Gap-Filling Restoration Methods for ETM+ Sensor Images

Abstract

Enhanced Thematic Mapper Plus (ETM+) onboard the Landsat-7 remotely sensor satellite was launched on 15 April 1999. On May 31, 2003, image acquisition via the ETM+ was greatly impacted by the failure of the system’s Scan Line Corrector (SLC). Consequently, the ETM+ has lost approximately 22% of the data due to the increased scan gap. In this work, several gap-filling methods will be proposed to restore the ETM+ image malfunctions.
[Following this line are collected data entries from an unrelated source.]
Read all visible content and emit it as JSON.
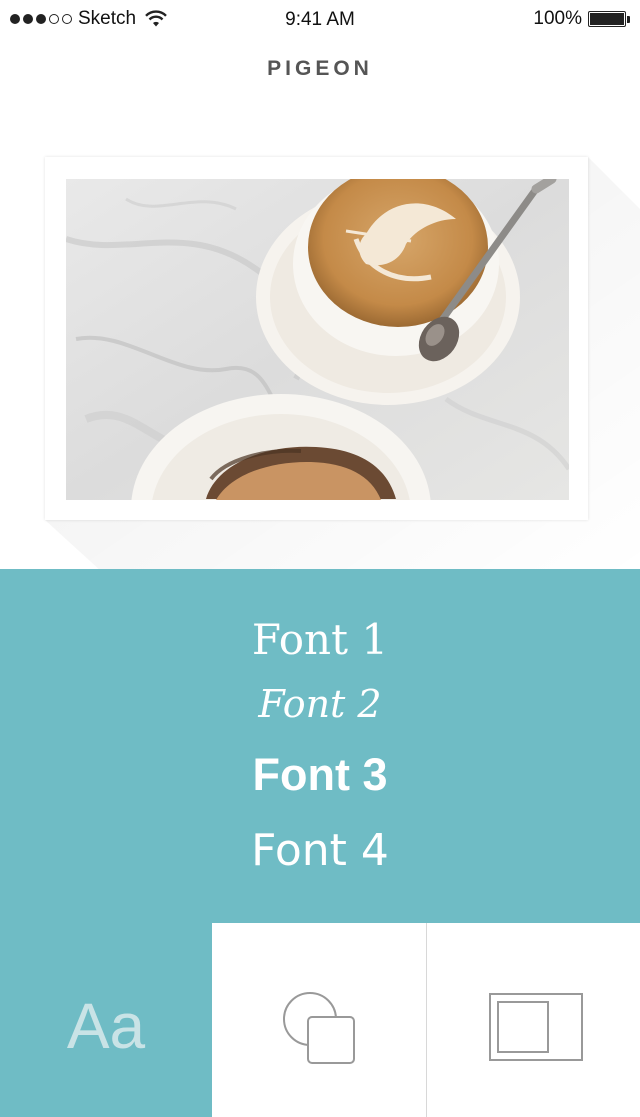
{
  "status_bar": {
    "carrier": "Sketch",
    "time": "9:41 AM",
    "battery": "100%",
    "signal_icon": "signal-dots-icon",
    "wifi_icon": "wifi-icon",
    "battery_icon": "battery-icon"
  },
  "header": {
    "title": "PIGEON"
  },
  "photo": {
    "description_icon": "photo"
  },
  "fonts": {
    "options": [
      "Font 1",
      "Font 2",
      "Font 3",
      "Font 4"
    ]
  },
  "toolbar": {
    "text_tool_label": "Aa",
    "shapes_icon": "shapes-icon",
    "frame_icon": "frame-icon"
  },
  "colors": {
    "accent": "#6fbcc5",
    "title": "#555555",
    "tool_icon": "#999999"
  }
}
Some of the proposed methods will be carried by estimating the missed pixel’s values from the same image pixel’s neighborhood, while others will utilize the pixel values extracted from different temporal scene acquired in different time. Mean average filter, median filter, midpoint filter, and several interpolations (e.g. 1D-nearest neighbor, 1D-linear, and 1D-cubic-spline interpolations) techniques will be utilized to estimate the missed pixel’s values from the same malfunction scene and from different temporally radiance corrected scene. Additionally, the Linear Local Histogram Matching (LLHM) technique will be implemented to fill the gaps by gain-bias method and by gray-level normalization methods, using the whole image values first, and a window’s values second.